Addis-Abeba, Éthiopie, le 3 février 2019 (CEA) – L’Afrique ne peut se permettre la hausse du coût résultant du manque de paix et de sécurité, déclare ce lundi, la Secrétaire exécutive, de la Commission économique pour l’Afrique (CEA), Vera Songwe.
S’exprimant lors de la 35ème réunion consultative pré-Sommet de la campagne de l’Union africaine, « Le genre est mon agenda (GIMAC) », Mme Songwe, dit qu’un nombre élevé d’armes à feu circulant sur l’ensemble du continent continuent systématiquement de faire taire les voix des femmes, les privant de dignité humaine à des niveaux sans précédent.
« Les femmes peuvent aider à améliorer la croissance économique de l’Afrique de façon exponentielle et cette croissance peut à son tour aider les femmes africaines alors que nous cherchons à combler l’écart économique entre les hommes et les femmes. Malheureusement, cela ne se matérialisera pas avec des chiffres montrant par exemple que plus de 200 000 femmes ont été violées depuis la deuxième guerre du Congo. Nous devons faire taire les armes maintenant », affirme-t-elle.
Elle ajoute : « Chaque fois que des armes à feu retentissent en Afrique, c’est la petite fille qui en souffre et arrête d’aller à l’école. Les femmes meurent en grand nombre et les abus sexuels liés aux conflits augmentent. Avec ces chiffres, nous ne pourrons sérieusement jamais réaliser l’Agenda 2030 pour le développement durable et l’Agenda 2063, l’Afrique que nous voulons.
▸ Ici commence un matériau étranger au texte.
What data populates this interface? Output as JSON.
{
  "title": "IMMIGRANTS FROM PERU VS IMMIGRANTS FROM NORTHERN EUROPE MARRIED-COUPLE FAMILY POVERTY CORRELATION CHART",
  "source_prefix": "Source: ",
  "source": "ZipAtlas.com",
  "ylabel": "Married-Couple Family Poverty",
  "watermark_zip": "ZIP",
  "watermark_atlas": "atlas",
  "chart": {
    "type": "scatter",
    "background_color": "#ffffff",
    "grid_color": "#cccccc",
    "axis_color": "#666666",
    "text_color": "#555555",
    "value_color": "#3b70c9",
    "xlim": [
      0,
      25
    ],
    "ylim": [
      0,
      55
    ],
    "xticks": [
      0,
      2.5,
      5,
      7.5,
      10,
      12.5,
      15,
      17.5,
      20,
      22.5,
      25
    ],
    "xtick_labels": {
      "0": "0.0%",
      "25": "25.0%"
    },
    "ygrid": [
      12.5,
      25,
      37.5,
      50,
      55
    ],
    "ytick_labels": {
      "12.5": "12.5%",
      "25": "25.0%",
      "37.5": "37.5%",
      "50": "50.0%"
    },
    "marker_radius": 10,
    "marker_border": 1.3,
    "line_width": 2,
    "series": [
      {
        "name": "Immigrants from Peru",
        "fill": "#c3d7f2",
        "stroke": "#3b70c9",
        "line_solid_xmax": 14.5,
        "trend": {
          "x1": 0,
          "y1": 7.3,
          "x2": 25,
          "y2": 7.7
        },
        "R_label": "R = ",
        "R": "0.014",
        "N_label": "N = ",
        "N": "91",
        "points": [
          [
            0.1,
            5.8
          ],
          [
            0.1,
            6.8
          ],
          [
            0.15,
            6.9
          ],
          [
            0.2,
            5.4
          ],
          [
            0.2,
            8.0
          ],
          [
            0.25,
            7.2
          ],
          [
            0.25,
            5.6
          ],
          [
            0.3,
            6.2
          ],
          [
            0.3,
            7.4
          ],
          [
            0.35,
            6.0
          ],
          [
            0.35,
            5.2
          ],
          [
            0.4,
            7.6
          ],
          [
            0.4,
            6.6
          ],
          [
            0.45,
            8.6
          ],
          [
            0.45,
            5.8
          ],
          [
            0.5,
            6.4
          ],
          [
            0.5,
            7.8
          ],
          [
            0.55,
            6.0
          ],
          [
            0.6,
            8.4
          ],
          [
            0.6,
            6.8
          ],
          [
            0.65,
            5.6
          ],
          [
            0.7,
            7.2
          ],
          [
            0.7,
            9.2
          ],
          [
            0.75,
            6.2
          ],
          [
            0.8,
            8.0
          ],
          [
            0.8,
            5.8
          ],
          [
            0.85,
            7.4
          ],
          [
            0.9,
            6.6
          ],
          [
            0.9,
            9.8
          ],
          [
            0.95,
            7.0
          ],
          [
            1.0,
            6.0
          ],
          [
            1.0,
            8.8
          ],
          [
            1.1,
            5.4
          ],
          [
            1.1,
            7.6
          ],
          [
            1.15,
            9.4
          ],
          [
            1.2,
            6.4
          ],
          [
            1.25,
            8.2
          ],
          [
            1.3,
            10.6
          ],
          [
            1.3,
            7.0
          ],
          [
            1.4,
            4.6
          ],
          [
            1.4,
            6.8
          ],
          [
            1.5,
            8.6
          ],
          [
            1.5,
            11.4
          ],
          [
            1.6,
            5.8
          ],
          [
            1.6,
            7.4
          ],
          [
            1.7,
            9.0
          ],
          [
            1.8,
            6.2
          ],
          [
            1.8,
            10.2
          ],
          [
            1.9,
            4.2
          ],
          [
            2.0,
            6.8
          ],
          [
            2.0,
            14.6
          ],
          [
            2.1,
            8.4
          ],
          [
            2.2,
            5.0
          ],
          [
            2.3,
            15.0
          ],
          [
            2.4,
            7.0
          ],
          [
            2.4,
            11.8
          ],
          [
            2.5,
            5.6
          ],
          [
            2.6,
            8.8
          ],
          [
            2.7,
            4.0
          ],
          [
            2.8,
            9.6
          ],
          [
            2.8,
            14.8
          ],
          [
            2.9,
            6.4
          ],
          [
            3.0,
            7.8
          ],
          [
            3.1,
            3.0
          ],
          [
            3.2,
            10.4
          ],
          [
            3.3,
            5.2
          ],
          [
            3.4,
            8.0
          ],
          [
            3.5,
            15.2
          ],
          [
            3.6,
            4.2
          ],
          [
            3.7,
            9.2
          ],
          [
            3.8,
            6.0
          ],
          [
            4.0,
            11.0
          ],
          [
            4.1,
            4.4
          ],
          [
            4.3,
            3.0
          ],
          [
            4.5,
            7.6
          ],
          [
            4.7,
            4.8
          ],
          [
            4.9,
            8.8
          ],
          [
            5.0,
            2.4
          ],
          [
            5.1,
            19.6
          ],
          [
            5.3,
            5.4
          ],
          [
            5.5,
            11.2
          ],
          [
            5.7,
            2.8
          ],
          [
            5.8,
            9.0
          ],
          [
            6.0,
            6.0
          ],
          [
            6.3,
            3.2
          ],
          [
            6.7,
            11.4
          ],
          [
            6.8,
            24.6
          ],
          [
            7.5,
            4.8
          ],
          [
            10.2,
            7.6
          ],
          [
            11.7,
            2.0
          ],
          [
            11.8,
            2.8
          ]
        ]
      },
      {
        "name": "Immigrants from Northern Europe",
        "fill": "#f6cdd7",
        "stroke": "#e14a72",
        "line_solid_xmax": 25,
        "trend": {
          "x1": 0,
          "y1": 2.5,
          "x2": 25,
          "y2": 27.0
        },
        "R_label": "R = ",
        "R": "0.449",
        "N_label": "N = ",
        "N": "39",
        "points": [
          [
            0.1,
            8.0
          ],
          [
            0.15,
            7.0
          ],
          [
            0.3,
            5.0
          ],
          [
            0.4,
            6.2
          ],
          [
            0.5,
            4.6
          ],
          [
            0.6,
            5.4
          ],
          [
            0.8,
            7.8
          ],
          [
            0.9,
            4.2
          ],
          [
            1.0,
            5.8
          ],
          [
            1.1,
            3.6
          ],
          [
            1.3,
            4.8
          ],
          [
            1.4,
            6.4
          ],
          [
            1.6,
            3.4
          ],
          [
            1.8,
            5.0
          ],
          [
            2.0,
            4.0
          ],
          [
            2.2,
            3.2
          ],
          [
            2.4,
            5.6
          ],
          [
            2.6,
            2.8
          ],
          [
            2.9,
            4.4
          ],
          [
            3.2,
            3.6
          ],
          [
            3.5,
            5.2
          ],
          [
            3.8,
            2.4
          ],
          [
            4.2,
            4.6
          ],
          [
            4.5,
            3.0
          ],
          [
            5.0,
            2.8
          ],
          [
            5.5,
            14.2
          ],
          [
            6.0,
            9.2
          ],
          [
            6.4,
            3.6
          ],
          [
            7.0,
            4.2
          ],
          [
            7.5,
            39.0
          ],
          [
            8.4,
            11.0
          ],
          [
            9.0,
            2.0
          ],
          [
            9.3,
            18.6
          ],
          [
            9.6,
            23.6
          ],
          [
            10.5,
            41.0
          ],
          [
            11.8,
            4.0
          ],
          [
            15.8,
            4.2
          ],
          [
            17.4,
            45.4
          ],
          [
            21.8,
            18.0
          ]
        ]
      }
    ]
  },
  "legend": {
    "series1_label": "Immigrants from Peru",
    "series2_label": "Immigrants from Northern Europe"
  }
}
Nous le savons et nos dirigeants le savent également ».
Les pays africains en conflit actif (Somalie, République centrafricaine, Libye, Nigéria, Soudan du Sud et Burundi) ont des chiffres alarmants en termes de viols, d’esclavage sexuel, de prostitution forcée, de grossesses forcées, d’avortements forcés, de stérilisation forcée, de mariages forcés et d’autres formes de violence sexuelle.
Mme Songwe précise que le choix de « Faire taire les armes à feu : Créer un environnement propice au développement de l’Afrique », le thème de la 33ème session ordinaire de l’Assemblée de l’Union africaine est une indication de l’engagement du continent pour la paix et la sécurité en tant qu’ingrédient crucial au développement socio-économique.
À cette fin, la CEA, en collaboration avec le Bureau des Nations Unies pour l’Union africaine et le Fonds d’affectation spéciale des Nations Unies pour la sécurité humaine, apporte son appui à la CUA dans l’élaboration d’un Indice de sécurité humaine en Afrique - un outil pour identifier la vulnérabilité et le développement de cadres intégrés qui pourront contribuer à faire taire les armes à feu.
L’outil aidera à suivre les progrès dans la mise en œuvre de l’Agenda 2063 et des ODD.
« Nous devons également impliquer le secteur privé dans cette campagne. Le secteur privé fabrique et vend les armes à feu, nous devons donc nous assurer de leur participation à cette conversation », déclare Mme Songwe.
Elle ajoute que pour gagner la bataille, il faut des actions audacieuses pour mettre fin à la discrimination entre les hommes et les femmes, en accordant une voix et une agence à celles qui restent en marge de la prise de décisions sur les questions critiques du développement et sur la paix et la sécurité humaine.
Parmi les orateurs figurait l’Avocat Vasu Chergui, Fondateur et Directeur exécutif du Centre africain pour la résolution constructive des différends (ACCORD), qui affirme que l’Afrique est dans une course contre la montre.
Le continent, dit-il, sans industries, emplois ; urbanisation rapide ; le ralentissement économique mondial ; la crise des produits de base, le changement climatique ; les technologies perturbatrices ; la fin de la démocratie néolibérale ; la montée du populisme, nationalisme et de l’autoritarisme est à un carrefour très dangereux.
« Des régions importantes de l’Afrique atteignent un point de basculement dangereux », déclare M. Chergui, ajoutant qu’une transformation pour s’attaquer aux causes profondes des conflits sur le continent prendra entre 20 et 40 ans.
Il dit que les conflits armés, complexes et prolongés caractériseront malheureusement de grandes régions du paysage africain dans les décennies à venir si les moteurs du conflit ne sont pas résolus de toute urgence.
La réunion de deux jours se déroule sous le thème, « Reconnaître et amplifier le pouvoir des femmes et des filles pour faire taire les armes à feu en Afrique ».